This medicine may cause serious and permanent injury when placed in the eyes, ears, or mouth. Carefully follow all instructions before using this medicine to prevent these serious side effects.

Martindale: The complete drug reference, 34th edition lists the following potential side-effects:

  • multiple episodes of cyanosis and bradicardia (in an infant whose mother sprayed her breasts with chlorhexidine when breastfeeding)
  • mild giddiness, unusual laughter, and an increased appetite (in an elderly lady who mistakenly drank 30 mL of 4% chlorhexidine)
  • gastritis (mistaken ingestion)
  • pharyngeal oedema and necrotic oesophageal lesions, increased aminotransferase concentrations and liver necrosis (150mL of 4% solution)
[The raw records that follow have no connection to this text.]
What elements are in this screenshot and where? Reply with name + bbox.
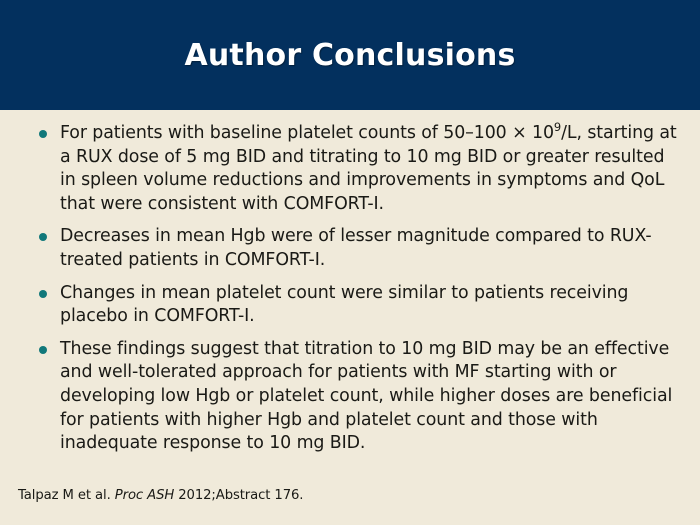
- bullet-text-part-before: For patients with baseline platelet coun…: [60, 123, 554, 143]
- bullet-dot-icon: [39, 130, 47, 138]
- citation-reference: 2012;Abstract 176.: [174, 488, 303, 503]
- bullet-text-hgb-decrease: Decreases in mean Hgb were of lesser mag…: [60, 225, 685, 272]
- citation-journal: Proc ASH: [115, 488, 174, 503]
- bullet-text-findings-summary: These findings suggest that titration to…: [60, 338, 685, 456]
- bullet-text-platelet-change: Changes in mean platelet count were simi…: [60, 282, 685, 329]
- slide-header-band: Author Conclusions: [0, 0, 700, 110]
- list-item: Decreases in mean Hgb were of lesser mag…: [30, 225, 685, 272]
- citation-authors: Talpaz M et al.: [18, 488, 115, 503]
- slide-root: Author Conclusions For patients with bas…: [0, 0, 700, 525]
- bullet-dot-icon: [39, 233, 47, 241]
- bullet-dot-icon: [39, 346, 47, 354]
- list-item: For patients with baseline platelet coun…: [30, 122, 685, 216]
- list-item: These findings suggest that titration to…: [30, 338, 685, 456]
- bullet-dot-icon: [39, 290, 47, 298]
- bullet-text-platelet-dosing: For patients with baseline platelet coun…: [60, 122, 685, 216]
- conclusions-bullet-list: For patients with baseline platelet coun…: [30, 122, 685, 465]
- list-item: Changes in mean platelet count were simi…: [30, 282, 685, 329]
- page-title: Author Conclusions: [164, 39, 535, 72]
- citation-line: Talpaz M et al. Proc ASH 2012;Abstract 1…: [18, 488, 303, 504]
You may say that the concentration of your solution is lesser than in most of these examples. The quantity, however, that you intend to use is much larger. Even though you probably intend to use it over a prolonged period of time, not at once, the fact that chlorhexidine is not intended to be ingested remains.

Edit: As rumtscho has pointed out in comments the tax may be significantly lower because the liquid might contain other ingredient(s) that make it unsafe to drink. Bottom line is that if something is not intended for peroral use, it should not be ingested (even if you find a way to remove chlorhexidine).